Giraudo say barbering is one of the world's oldest professions. "The tools haven't really changed, either, except for the electric clippers," he says. "All you need are a pair of sheers, some clippers and a comb."
But it takes time to become good at barbering.
Hibbitts says the first time he cut a customer's hair, he sweated like a pig. "It took me 2 1/2 hours to cut my first customer's hair." He says he trimmed so little hair at a time that the floor was covered with powder. While he was in barber school, he invited his friends to the shop after hours for a free haircut and a beer.
Hibbitts is now an eight-year veteran, the youngest in the county.
"Kids are tough," Hibbitts says. "But we'll do any kid." Just a few days ago, a woman came from East San Jose to get haircuts for her three boys.

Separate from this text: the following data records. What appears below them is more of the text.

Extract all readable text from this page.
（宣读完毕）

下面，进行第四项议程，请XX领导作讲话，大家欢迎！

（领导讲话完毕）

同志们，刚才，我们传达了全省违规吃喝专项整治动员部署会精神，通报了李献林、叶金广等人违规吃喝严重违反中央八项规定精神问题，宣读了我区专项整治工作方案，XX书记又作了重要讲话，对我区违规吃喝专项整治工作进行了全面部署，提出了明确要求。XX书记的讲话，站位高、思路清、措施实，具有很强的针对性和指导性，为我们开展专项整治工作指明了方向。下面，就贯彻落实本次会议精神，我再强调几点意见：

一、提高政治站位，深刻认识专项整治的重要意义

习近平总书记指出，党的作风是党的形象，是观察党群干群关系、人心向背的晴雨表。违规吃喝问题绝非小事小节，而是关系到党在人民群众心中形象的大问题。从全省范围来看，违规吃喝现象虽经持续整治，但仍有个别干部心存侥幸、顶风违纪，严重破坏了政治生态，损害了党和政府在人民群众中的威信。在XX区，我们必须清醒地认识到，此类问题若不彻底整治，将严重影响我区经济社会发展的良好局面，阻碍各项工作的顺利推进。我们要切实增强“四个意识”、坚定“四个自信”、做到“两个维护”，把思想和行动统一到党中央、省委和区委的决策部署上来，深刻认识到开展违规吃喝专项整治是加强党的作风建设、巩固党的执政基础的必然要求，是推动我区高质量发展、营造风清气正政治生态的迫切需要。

"Kids are scared because we put the cape on and cover their arms and then buzz around their ears with the clippers," Hibbitts says. He says they relax after about three visits. "Then it can be worse because they start playing with you, leaning into the clippers, turning their heads."
One-year-old Eric Tsu's mother, Jacquelynn Tsu, gave her son a lollipop to keep him happy on his third trip to the barber. When his hair began to fall, he got upset, then the hair stuck to his lollipop and he lost his patience. It was all in a day's work for Lee Giraudo.
Photograph by Kathy De La Torre
A picture on the wall shows a boy of 18 months, sitting high in Frank Hibbitts' barber chair. Frank is straddling the chair with his left leg as he snips away at the bawling, little tyke's hair.
Giraudo jumps up and stands in his chair to show how he had to position himself to cut a boy's hair while his tall father held the boy on his shoulder. Ferla says he has gotten down on his knees to cut the hair of a sick young man who couldn't hold up his head.
It all started in 1961 when Sal Ferla and Lee Giraudo opened up their shop at King's Court at Blossom Hill and Los Gatos Boulevard. "Everyone said we were nuts," Ferla says. "Nobody will come all the way out there," people told them. "We knew it would work because we had so many old friends from LGHS and knew many people out here."
After opening the shop, Lee and his wife made their home just down the road in Saratoga in 1962, where their children attended Saratoga schools and from where a number of customers came.
Ferla and Giraudo have roots in this area that go way back.
"I went to grammar school at Old Town," Ferla says, referring to Old Town's earlier life as University Avenue School. "Lee's father came to Los Gatos in 1914 and panned gold up at the town of Alma," Ferla says. "His dad actually found a nugget."
It seems the King's Court Barber Shop is a nugget of Los Gatos gold. The kind of place Los Gatans love. The kind of place for which we all yearn, where one can pause awhile and chew on old times. Where before heading off to college, a young man can get a haircut from some guy who's known him since he was a toddler. And for only $13.75. Seniors $10.75.